Background: Alzheimer's disease (AD)-related tauopathy can be measured with CSF phosphorylated tau (pTau) and tau PET. We aim to investigate the associations between these measurements and their relative ability to predict subsequent disease progression. Methods: In 219 cognitively unimpaired and 122 impaired Alzheimer's Disease Neuroimaging Initiative participants with concurrent amyloid-beta (A beta) PET (F-18-florbetapir or(18)F-florbetaben),F-18-flortaucipir (FTP) PET, CSF measurements, structural MRI, and cognition, we examined inter-relationships between these biomarkers and their predictions of subsequent FTP and cognition changes.
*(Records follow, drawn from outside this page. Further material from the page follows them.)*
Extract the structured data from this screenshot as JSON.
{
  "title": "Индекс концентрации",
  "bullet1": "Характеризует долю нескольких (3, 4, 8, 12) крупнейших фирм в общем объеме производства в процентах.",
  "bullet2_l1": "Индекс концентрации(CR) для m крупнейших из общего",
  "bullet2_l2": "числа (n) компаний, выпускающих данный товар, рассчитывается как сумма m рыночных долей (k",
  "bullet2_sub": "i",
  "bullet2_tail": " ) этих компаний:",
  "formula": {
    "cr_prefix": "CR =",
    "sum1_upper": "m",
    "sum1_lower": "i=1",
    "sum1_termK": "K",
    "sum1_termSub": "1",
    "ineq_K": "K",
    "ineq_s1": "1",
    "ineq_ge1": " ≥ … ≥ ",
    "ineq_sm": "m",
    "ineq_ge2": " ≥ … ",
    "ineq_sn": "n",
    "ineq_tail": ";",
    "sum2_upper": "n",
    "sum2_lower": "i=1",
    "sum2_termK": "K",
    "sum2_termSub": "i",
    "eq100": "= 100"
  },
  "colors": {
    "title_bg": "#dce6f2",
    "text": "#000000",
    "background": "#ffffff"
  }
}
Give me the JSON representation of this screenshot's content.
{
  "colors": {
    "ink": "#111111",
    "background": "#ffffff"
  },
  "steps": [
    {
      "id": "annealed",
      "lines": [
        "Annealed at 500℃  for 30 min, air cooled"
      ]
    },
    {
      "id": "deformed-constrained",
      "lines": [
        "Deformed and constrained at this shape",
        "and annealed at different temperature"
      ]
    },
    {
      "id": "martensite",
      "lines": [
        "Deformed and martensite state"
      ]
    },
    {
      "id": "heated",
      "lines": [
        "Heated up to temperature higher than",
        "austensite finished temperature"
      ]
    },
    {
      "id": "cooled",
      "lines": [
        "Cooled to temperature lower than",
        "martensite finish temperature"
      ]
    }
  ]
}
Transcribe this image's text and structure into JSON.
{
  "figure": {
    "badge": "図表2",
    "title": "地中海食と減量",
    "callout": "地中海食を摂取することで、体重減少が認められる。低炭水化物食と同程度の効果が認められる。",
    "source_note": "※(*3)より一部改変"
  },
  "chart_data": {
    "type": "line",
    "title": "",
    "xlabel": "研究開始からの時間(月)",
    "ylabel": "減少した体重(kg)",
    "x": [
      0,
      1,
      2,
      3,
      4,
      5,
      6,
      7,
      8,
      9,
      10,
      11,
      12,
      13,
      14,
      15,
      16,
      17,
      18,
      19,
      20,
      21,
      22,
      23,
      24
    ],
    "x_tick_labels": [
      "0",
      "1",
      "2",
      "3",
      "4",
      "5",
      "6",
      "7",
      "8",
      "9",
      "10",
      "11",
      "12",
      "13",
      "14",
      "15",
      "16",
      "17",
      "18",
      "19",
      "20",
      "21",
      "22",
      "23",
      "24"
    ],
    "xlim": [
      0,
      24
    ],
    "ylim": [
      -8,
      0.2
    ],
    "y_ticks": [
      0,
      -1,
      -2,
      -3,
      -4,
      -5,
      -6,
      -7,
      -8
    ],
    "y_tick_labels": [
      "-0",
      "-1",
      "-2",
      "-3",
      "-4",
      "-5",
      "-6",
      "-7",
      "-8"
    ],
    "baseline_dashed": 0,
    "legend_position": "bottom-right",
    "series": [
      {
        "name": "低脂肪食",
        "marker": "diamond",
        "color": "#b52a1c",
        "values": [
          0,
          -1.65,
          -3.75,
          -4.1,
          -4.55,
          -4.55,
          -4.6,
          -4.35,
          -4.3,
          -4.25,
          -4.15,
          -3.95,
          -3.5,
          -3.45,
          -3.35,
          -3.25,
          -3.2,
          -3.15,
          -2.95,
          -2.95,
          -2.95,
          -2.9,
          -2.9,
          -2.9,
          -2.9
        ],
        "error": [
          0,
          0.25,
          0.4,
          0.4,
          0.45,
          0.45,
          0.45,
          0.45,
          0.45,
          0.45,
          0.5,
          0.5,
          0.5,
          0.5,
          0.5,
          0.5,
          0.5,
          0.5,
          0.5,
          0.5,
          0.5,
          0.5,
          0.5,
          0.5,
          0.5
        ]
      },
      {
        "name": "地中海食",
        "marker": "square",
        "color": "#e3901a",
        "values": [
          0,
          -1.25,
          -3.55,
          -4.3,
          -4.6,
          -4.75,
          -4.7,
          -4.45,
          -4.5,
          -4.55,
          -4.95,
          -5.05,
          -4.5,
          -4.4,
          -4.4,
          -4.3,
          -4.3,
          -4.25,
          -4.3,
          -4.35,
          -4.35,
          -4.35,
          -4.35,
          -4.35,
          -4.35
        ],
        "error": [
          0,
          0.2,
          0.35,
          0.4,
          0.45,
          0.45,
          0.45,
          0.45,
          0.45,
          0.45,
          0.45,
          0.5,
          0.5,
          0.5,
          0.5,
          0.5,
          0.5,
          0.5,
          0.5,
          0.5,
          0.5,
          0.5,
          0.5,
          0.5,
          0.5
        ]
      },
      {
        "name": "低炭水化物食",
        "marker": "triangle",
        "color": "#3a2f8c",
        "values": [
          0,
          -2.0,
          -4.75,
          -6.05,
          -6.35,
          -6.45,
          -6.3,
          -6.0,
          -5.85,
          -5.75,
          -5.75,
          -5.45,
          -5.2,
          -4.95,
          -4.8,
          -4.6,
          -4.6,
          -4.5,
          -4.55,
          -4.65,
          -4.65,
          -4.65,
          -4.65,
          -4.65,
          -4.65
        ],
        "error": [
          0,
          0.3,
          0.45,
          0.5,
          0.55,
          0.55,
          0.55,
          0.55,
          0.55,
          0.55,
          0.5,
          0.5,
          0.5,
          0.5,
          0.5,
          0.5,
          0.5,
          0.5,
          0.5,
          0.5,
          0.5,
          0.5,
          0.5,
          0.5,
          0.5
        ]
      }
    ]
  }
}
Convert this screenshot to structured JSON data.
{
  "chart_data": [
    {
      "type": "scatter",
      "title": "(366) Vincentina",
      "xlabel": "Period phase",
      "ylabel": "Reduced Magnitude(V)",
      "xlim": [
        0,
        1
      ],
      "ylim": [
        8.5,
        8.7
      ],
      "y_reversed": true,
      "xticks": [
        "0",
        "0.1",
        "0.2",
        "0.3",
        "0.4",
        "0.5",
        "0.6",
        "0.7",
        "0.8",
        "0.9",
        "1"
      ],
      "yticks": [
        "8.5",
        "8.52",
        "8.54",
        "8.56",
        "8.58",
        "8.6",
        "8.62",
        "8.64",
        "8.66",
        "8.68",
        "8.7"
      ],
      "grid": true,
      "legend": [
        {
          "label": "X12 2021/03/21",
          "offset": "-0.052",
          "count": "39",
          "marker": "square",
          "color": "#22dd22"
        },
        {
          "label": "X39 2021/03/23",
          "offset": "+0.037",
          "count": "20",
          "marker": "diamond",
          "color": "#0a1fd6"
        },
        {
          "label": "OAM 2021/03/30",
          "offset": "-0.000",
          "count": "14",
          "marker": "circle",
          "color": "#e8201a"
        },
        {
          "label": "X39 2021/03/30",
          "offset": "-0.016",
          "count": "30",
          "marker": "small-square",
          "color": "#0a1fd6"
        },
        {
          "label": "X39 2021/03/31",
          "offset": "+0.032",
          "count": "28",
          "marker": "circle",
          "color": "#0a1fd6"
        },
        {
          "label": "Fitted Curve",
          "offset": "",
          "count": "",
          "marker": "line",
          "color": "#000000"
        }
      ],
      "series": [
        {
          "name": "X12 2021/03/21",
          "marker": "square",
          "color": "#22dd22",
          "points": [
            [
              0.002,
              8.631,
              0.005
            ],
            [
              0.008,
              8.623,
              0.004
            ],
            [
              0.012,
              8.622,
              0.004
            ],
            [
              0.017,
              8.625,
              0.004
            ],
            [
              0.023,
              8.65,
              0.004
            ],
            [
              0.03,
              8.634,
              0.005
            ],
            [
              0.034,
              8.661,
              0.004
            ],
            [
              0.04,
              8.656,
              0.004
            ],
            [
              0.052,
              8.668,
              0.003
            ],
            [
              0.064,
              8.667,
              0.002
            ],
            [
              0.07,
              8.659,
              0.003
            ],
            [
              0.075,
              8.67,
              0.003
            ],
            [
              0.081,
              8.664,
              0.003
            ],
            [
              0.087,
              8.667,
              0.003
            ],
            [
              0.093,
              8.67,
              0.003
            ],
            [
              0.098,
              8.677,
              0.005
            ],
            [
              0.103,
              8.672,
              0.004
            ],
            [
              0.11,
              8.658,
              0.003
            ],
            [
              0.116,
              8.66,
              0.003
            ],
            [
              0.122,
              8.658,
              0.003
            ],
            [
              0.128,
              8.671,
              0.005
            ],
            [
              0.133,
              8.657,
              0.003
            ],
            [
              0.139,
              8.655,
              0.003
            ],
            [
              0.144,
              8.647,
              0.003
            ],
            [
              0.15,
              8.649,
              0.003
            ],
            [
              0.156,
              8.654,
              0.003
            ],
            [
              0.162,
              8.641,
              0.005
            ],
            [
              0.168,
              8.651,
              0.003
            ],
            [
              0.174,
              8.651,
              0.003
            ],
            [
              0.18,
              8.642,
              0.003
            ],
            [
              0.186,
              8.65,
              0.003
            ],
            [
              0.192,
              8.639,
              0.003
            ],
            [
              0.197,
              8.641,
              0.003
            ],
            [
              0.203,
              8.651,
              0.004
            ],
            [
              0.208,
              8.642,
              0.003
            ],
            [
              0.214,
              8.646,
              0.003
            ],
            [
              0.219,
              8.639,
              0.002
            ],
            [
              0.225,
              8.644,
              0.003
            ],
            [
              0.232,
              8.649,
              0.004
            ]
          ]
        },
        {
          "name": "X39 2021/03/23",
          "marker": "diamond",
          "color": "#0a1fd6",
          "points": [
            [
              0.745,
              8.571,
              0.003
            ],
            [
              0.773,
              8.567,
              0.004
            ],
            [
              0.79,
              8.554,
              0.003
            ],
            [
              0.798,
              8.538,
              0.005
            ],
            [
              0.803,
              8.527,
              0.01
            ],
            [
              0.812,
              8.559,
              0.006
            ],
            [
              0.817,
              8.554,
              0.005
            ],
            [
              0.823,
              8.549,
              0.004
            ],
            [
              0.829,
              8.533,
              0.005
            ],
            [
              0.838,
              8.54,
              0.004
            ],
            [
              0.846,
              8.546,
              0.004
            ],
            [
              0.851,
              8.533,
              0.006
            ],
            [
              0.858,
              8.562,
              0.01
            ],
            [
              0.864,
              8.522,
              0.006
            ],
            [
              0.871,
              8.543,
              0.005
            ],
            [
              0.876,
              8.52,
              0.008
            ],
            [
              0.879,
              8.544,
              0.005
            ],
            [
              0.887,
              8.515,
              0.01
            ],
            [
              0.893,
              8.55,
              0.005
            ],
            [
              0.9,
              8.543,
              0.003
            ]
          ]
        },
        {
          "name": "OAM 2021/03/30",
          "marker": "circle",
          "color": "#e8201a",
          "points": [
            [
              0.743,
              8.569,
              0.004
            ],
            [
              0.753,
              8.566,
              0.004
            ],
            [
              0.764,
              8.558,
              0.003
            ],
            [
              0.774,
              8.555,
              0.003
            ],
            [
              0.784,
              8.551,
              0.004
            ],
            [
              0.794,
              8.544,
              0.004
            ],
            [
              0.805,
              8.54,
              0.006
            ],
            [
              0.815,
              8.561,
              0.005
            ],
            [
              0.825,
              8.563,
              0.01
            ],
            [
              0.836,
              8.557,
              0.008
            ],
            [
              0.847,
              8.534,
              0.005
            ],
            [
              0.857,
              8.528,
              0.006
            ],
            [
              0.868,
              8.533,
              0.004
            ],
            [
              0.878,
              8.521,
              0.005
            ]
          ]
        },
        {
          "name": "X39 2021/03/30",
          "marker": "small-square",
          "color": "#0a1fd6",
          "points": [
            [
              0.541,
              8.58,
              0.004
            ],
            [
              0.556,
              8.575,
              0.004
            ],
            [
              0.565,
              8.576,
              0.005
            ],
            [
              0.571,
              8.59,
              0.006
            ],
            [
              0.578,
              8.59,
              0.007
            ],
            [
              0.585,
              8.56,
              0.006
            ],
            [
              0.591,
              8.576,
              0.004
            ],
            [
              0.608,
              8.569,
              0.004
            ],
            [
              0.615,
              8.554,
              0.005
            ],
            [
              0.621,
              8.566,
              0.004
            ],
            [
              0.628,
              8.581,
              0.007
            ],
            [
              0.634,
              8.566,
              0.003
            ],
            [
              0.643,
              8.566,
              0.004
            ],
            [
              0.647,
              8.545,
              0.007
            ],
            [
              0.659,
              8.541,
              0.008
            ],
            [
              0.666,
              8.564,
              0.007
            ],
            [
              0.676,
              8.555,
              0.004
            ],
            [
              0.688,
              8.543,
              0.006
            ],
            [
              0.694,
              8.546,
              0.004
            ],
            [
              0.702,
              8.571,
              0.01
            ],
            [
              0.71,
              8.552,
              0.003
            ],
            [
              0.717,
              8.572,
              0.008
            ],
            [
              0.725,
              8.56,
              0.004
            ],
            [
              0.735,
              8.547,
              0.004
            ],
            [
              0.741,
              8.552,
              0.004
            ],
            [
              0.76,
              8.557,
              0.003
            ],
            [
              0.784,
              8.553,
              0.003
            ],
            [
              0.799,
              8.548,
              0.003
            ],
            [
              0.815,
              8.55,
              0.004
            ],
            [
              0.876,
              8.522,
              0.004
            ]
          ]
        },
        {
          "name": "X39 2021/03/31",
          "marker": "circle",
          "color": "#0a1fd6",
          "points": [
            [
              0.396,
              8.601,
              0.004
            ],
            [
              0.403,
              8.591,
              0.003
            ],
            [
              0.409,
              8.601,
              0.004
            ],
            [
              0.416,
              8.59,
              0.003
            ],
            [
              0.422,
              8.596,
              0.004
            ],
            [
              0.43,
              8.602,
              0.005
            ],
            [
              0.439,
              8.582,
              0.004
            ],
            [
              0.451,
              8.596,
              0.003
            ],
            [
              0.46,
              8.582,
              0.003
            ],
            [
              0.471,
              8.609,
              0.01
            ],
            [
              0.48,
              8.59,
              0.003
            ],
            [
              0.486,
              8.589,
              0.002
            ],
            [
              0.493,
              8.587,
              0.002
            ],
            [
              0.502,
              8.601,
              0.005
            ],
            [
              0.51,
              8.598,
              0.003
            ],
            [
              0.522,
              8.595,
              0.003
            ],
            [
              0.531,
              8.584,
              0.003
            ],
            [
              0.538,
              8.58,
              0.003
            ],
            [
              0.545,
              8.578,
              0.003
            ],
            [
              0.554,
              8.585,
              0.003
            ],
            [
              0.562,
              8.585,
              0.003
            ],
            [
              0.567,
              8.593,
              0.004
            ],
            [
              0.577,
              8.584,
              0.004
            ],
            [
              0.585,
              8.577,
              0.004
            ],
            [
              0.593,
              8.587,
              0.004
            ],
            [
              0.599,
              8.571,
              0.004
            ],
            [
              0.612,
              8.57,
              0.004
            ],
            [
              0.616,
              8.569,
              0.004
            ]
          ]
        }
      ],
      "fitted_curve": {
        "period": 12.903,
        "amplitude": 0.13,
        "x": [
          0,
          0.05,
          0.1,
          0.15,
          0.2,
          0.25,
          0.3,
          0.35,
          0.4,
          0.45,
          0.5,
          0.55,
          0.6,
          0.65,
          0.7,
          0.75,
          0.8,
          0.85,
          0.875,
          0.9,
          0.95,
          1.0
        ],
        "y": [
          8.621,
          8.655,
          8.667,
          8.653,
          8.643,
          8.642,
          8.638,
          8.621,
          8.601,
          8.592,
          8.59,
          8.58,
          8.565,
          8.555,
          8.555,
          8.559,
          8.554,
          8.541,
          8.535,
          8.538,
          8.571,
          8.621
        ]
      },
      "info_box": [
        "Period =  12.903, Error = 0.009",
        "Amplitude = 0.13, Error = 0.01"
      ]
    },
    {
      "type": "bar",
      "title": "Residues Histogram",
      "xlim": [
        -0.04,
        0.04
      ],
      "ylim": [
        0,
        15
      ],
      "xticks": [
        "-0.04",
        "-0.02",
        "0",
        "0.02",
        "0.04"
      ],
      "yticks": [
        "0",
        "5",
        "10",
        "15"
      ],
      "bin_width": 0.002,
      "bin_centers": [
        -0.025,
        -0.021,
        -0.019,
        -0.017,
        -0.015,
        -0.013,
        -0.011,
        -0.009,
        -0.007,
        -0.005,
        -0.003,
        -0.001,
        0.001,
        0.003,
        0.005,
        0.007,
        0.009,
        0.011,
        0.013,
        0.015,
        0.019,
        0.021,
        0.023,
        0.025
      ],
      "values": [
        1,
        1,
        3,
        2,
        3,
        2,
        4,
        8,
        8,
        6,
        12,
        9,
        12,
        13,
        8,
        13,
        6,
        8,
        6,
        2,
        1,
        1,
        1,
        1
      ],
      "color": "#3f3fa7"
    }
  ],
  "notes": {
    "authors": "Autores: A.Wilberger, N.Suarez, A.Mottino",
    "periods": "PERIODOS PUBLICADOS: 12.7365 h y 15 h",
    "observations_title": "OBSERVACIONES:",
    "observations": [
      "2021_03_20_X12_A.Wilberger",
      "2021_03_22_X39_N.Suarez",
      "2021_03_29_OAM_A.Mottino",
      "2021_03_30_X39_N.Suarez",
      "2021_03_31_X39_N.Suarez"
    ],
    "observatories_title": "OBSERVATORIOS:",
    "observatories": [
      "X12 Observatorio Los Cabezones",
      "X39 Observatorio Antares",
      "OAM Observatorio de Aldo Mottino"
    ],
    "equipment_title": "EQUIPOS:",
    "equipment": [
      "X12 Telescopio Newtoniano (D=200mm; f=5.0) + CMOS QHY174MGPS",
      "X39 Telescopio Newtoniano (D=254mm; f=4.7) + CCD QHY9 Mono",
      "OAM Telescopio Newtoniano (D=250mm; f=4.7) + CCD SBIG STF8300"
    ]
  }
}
Results: The use of a CSF pTau/A beta(40) ratio eliminated positive associations we observed between CSF pTau alone and CSF A beta(42) in the normal A beta range likely reflecting individual differences in CSF production rather than pathology. Use of the CSF pTau/A beta(40) ratio also increased expected associations with A beta PET, FTP PET, hippocampal volume, and cognitive decline compared to pTau alone. In A beta+ individuals, abnormal CSF pTau/A beta(40) only individuals (26.7%) were 4 times more prevalent (p < 0.001) than abnormal FTP only individuals (6.8%). Furthermore, among individuals on the AD pathway, CSF pTau/A beta(40) mediates the association between A beta PET and FTP PET accumulation, but FTP PET is more closely linked to subsequent cognitive decline than CSF pTau/A beta(40). Conclusions: Together, these findings suggest that CSF pTau/A beta(40) may be a superior measure of tauopathy compared to CSF pTau alone, and CSF pTau/A beta(40) enables detection of tau accumulation at an earlier stage than FTP among A beta+ individuals.